I know I'm a day late and intentionally so, I would like cupids full attention.
Lets talk about LOVE, since it's as mythical to me as a damn unicorn:
1. Best thing about Valentines Day- Little Debbie Valentines heart cakes.
2. Worst thing: Oh, I don't know, existing?
3. Did anyone else think is was so endearing when grill busted Amy Winehouse said, " To my Blake incarcerated" Incarcerated is an adorable word when you have a cockney accent. And incarceration must = true love?
4. The first boy I ever pecked was in 1st grade. I kissed him on the shoulder. He had no idea.
5. The first guy I ever slept with broke my heart- before I slept with him. That would never happen now, I've upped my standards a bit.
6. The only "date"(meaning, acquaintance, friend of a friend who asked me out, picked me up and took me out to Indian food) I've actually enjoyed was with a guy who ommitted the info about his GIRLFRIEND. In Brazil. A hot, bikini model girlfriend.
7. Swedish guys are fun. I know first hand.
8. An Italian guy once told me he "loved me" after only brief outings with broken conversation. If I spoke Italian, I probably would have loved him too. He was badass guitar player with pretty hair.
9. The only Valentines day that I enjoyed was in a hotel with; sex, chocolate cake, red wine, The Notebook AND pasta. Sex and cake are my favorite.
10. My first real kiss tasted like bananas. And bananas now remind me of kissing.

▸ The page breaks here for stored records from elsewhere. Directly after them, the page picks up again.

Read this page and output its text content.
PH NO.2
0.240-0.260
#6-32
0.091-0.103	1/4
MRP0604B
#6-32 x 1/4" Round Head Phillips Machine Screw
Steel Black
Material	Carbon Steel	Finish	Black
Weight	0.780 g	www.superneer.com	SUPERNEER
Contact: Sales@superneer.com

11. I have a goal to one day have a reason to wear a diamond bra like a fucking Victoria Secret's Angel. Maybe next V-day?
12. You know who's a weird couple? Jake Ghyllenhaal and Reese Witherspoon. Weird why? Because he's my other half. On one side anyways- I reserve room for the likes of David Beckham on the other side.
13. I fell for a guy once who asked me on a date to the Labrea Tarpits followed by a dinner of late night hot dogs. Turns out he LIVED with his ex-girlfriend. That didn't fly for long.
14. My dad is my only true, consistant, Valentine.
15. I once liked a guy named Franz, he liked my best friend.
16. One guy I dated was later arrested for stealing lunch meat and a forty. This embarressing, and true.
17. I once liked a guy who was a 25 year old virgin. I was clearly confused, he was clearly gay.
18. I once liked a guy who ended up living in a van on Venice Beach. He was a poor hippie.
19. I once dated a guy who would go on "secret golfing dates" with my dad. He wanted my family to adopt him.
20. I once got a love letter with GOGGLES attached to it. The goggles were my admirers most "prized possession." They freaked me the fuck out.
21. The only rose I ever received was from a checked out yoga instructor.
22. I've never had "a song" with someone, but there are ENTIRE genres of music I cannot listen to because they remind me of my ex.
23. I once went on a "non-date" date, to a Christmas party where the boss was wearing a kilt and kept slapping my ass.
24. My friend tried to hook me up with Kevin Federline, I politely declined.
25. I have secret crushes on baristas at Starbucks ALL THE TIME. It's part of the corporations evil plan to get me to come back.
26. One of my ex-boyfriends goes to Juilliard on a full ride, and wrote a song for me. Why did we break up again?
27. Ugh, "I can't make you love me" by Bonnie Raitt makes me want to sob in a bottle of vodka.
28. I slept with on of my best guy friends while watching "Ong Bak" the Thai warrior. Then was all whiney when he didn't want to date me. He's still one fo my best friend.
29. "There's girls, then there's 'Chelsea'...." I've been told this....A LOT. I don't really know how to respond to being seperate from the "girls" catergory?
30. I used to think I loved Prince William, until he didn't grow into his teeth.
31. Wine makes me frisky.
32. Close talking leads to kissing, thats the only thing they got right in all those teen movies. John Hughes is the master of the close talk/kiss.
33. After reading my list, I need to SERIOUSLY WORK ON WHO I DATE.
Would you like to add any of your love musings or former mishaps??